Elderly and vulnerable adults
In contrast to screening for intimate partner violence in women, there is a lack of evidence for abuse screening in elderly and vulnerable adult populations. There is a lack of evidence on the benefits of detection and, surprisingly, a lack of evidence on the benefits of early intervention. It is also possible that the harms of detecting abuse in this group may be different, although the risk appears to be small. Some potential harm includes shame, guilt, fear of retaliation, and abandonment by caretakers who have been accused of abuse.

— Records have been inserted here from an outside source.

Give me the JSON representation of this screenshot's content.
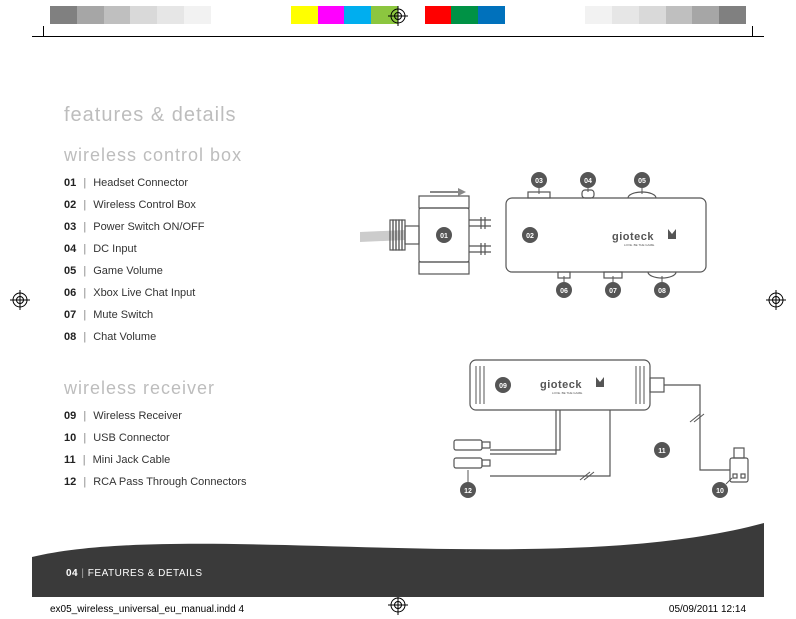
{
  "colorbar": [
    "#808080",
    "#a6a6a6",
    "#bfbfbf",
    "#d9d9d9",
    "#e6e6e6",
    "#f2f2f2",
    "#ffffff",
    "#ffffff",
    "#ffffff",
    "#ffff00",
    "#ff00ff",
    "#00aeef",
    "#8cc63f",
    "#ffffff",
    "#ff0000",
    "#009245",
    "#0071bc",
    "#ffffff",
    "#ffffff",
    "#ffffff",
    "#f2f2f2",
    "#e6e6e6",
    "#d9d9d9",
    "#bfbfbf",
    "#a6a6a6",
    "#808080"
  ],
  "page": {
    "title": "features & details",
    "section1": {
      "title": "wireless control box",
      "items": [
        {
          "num": "01",
          "label": "Headset Connector"
        },
        {
          "num": "02",
          "label": "Wireless Control Box"
        },
        {
          "num": "03",
          "label": "Power Switch ON/OFF"
        },
        {
          "num": "04",
          "label": "DC Input"
        },
        {
          "num": "05",
          "label": "Game Volume"
        },
        {
          "num": "06",
          "label": "Xbox Live Chat Input"
        },
        {
          "num": "07",
          "label": "Mute Switch"
        },
        {
          "num": "08",
          "label": "Chat Volume"
        }
      ]
    },
    "section2": {
      "title": "wireless receiver",
      "items": [
        {
          "num": "09",
          "label": "Wireless Receiver"
        },
        {
          "num": "10",
          "label": "USB Connector"
        },
        {
          "num": "11",
          "label": "Mini Jack Cable"
        },
        {
          "num": "12",
          "label": "RCA Pass Through Connectors"
        }
      ]
    },
    "footer": {
      "pagenum": "04",
      "label": "FEATURES & DETAILS"
    },
    "imprint": {
      "file": "ex05_wireless_universal_eu_manual.indd   4",
      "date": "05/09/2011   12:14"
    },
    "logo": "gioteck",
    "logo_sub": "LOVE. BE THE GAME.",
    "diagram1_style": {
      "stroke": "#555",
      "fill_light": "#cccccc",
      "bubble_fill": "#555555",
      "bubble_text": "#ffffff"
    },
    "diagram2_style": {
      "stroke": "#555",
      "fill_light": "#cccccc"
    }
  }
}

While the evidence to support screening elderly and vulnerable adults is limited, state and local laws vary about the obligation and logistics of reporting elderly abuse. A main conclusion of the USPSTF is that more evidence-based research needs to be done for the population of elderly and vulnerable adults.
Bottom line
Intimate partner violence is common, affecting a quarter of all adults at some point in their life. The mental and physical effects of intimate partner violence can be severe and long-lasting. Screening for intimate partner violence is effective, and effective interventions can be carried out to help women who are victims of intimate partner violence. The USPSTF recommends routine screening of women of reproductive age for intimate partner violence. The data on screening for abuse in the elderly and vulnerable adults is insufficient for the USPSTF to make a recommendation for or against screening.
Reference
• Screening for Intimate Partner Violence and Abuse of Elderly and Vulnerable Adults: U.S. Preventive Services Task Force Recommendation Statement. (Ann. Intern. Med. 2013:158;478-86).
Ms. Skolnik attends Drexel University, Philadelphia, and is a research assistant at the Children’s Hospital of Pennsylvania. Dr. Clouse is an associate director of the family medicine residency program at Abington (Pa.) Memorial Hospital.
*Correction 1/23/14: A previous version of this article misstated the name of the American College of Obstetricians and Gynecologists. This version has been updated.